The election result is a measure of Tunisia’s yearning for a return to stability: After four hard years of democratic transition, violence and economic crises, this one-time revolution of the youth has turned to a symbol of the old regime.
Beji Caid Essebsi won 55.68 percent of the vote, according to Monday’s results, and campaigned on restoring the “prestige of the state,” evoking the legacy of Tunisia’s founding father Habib Bourguiba who built the country, educated its people but brooked little opposition.
Essebsi defeated the human rights activist who became the interim president after the revolution, Moncef Marzouki, who took 44.32 percent of the vote. Exit polls had predicted similar results soon after the voted ended Sunday night.
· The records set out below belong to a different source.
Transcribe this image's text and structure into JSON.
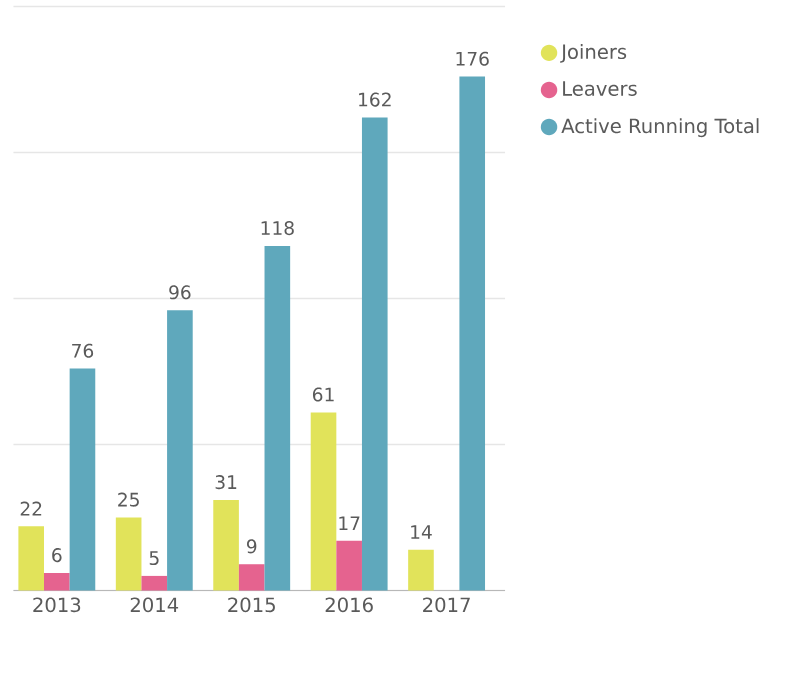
{
  "chart_data": {
    "type": "bar",
    "categories": [
      "2013",
      "2014",
      "2015",
      "2016",
      "2017"
    ],
    "series": [
      {
        "name": "Joiners",
        "color": "#e1e35a",
        "values": [
          22,
          25,
          31,
          61,
          14
        ]
      },
      {
        "name": "Leavers",
        "color": "#e5638f",
        "values": [
          6,
          5,
          9,
          17,
          null
        ]
      },
      {
        "name": "Active Running Total",
        "color": "#5fa8bc",
        "values": [
          76,
          96,
          118,
          162,
          176
        ]
      }
    ],
    "ylim": [
      0,
      200
    ],
    "yticks": [
      {
        "value": 0,
        "label": null
      },
      {
        "value": 50,
        "label": null
      },
      {
        "value": 100,
        "label": null
      },
      {
        "value": 150,
        "label": null
      },
      {
        "value": 200,
        "label": null
      }
    ],
    "grid": "y",
    "legend": "top right",
    "tick_labels": "x",
    "data_labels": true
  }
}
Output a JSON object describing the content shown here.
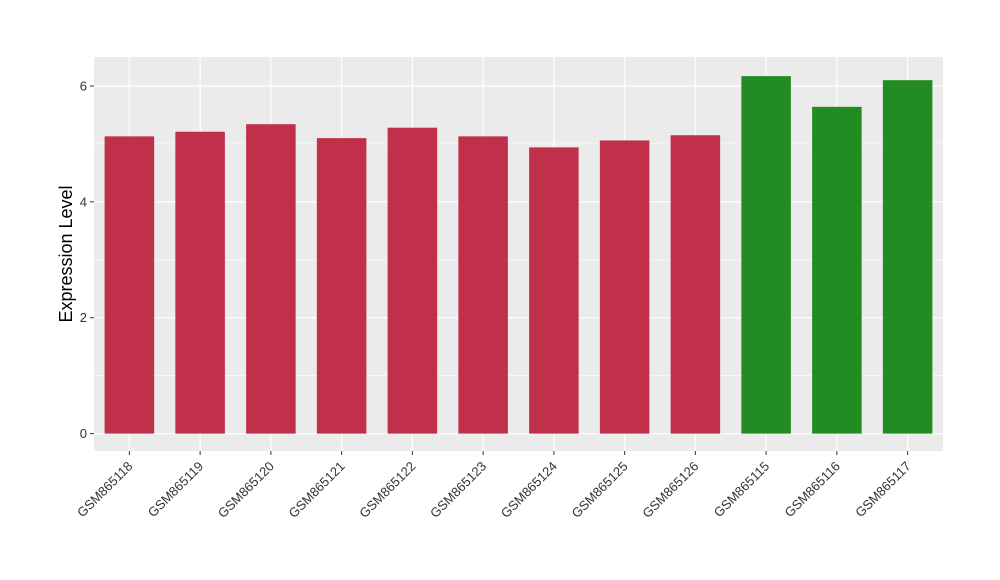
{
  "chart_data": {
    "type": "bar",
    "title": "",
    "xlabel": "",
    "ylabel": "Expression Level",
    "ylim": [
      -0.3,
      6.5
    ],
    "yticks": [
      0,
      2,
      4,
      6
    ],
    "grid": true,
    "legend": "none",
    "panel_background": "#ebebeb",
    "grid_color": "#ffffff",
    "categories": [
      "GSM865118",
      "GSM865119",
      "GSM865120",
      "GSM865121",
      "GSM865122",
      "GSM865123",
      "GSM865124",
      "GSM865125",
      "GSM865126",
      "GSM865115",
      "GSM865116",
      "GSM865117"
    ],
    "values": [
      5.13,
      5.21,
      5.34,
      5.1,
      5.28,
      5.13,
      4.94,
      5.06,
      5.15,
      6.17,
      5.64,
      6.1
    ],
    "colors": [
      "#c0304a",
      "#c0304a",
      "#c0304a",
      "#c0304a",
      "#c0304a",
      "#c0304a",
      "#c0304a",
      "#c0304a",
      "#c0304a",
      "#228b22",
      "#228b22",
      "#228b22"
    ]
  }
}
Alone among the countries that experienced the uprisings of the Arab Spring, the transition in Tunisia has remained on track, but it has still been buffeted by the turmoil in the region, which brought down the Islamists that first won elections after the revolution.
As the economic problems mounted and radical extremists began assassinating politicians in 2013, the moderate Islamist Ennahda (Renaissance) party and its ally Marzouki lost popularity.
“It’s the failure of Marzouki that made Essebsi look like a statesman that would help Tunisians face and cope with these major challenges,” said Kamel Labidi, a former journalist and freedom of expression advocate, explaining the popularity of Essebsi and his party Nida Tunis (Tunisia’s Call).
He cautioned, though, that many in Nida Tunis, a loose collection of old-regime officials and trade unionists, do not have a reputation for caring about human rights and Essebsi himself never spoke out against the autocratic rule of Bourguiba or his successor Zine El Abdine Ben Ali.
The victory of Nida Tunis in parliamentary elections in October will give Essebsi unprecedented power to shape the country now, as he will dominate both the executive and legislative branches.
Voting was largely pronounced free and fair, with a participation rate of 60 percent, less than elections in October and November, and with lower participation among young people.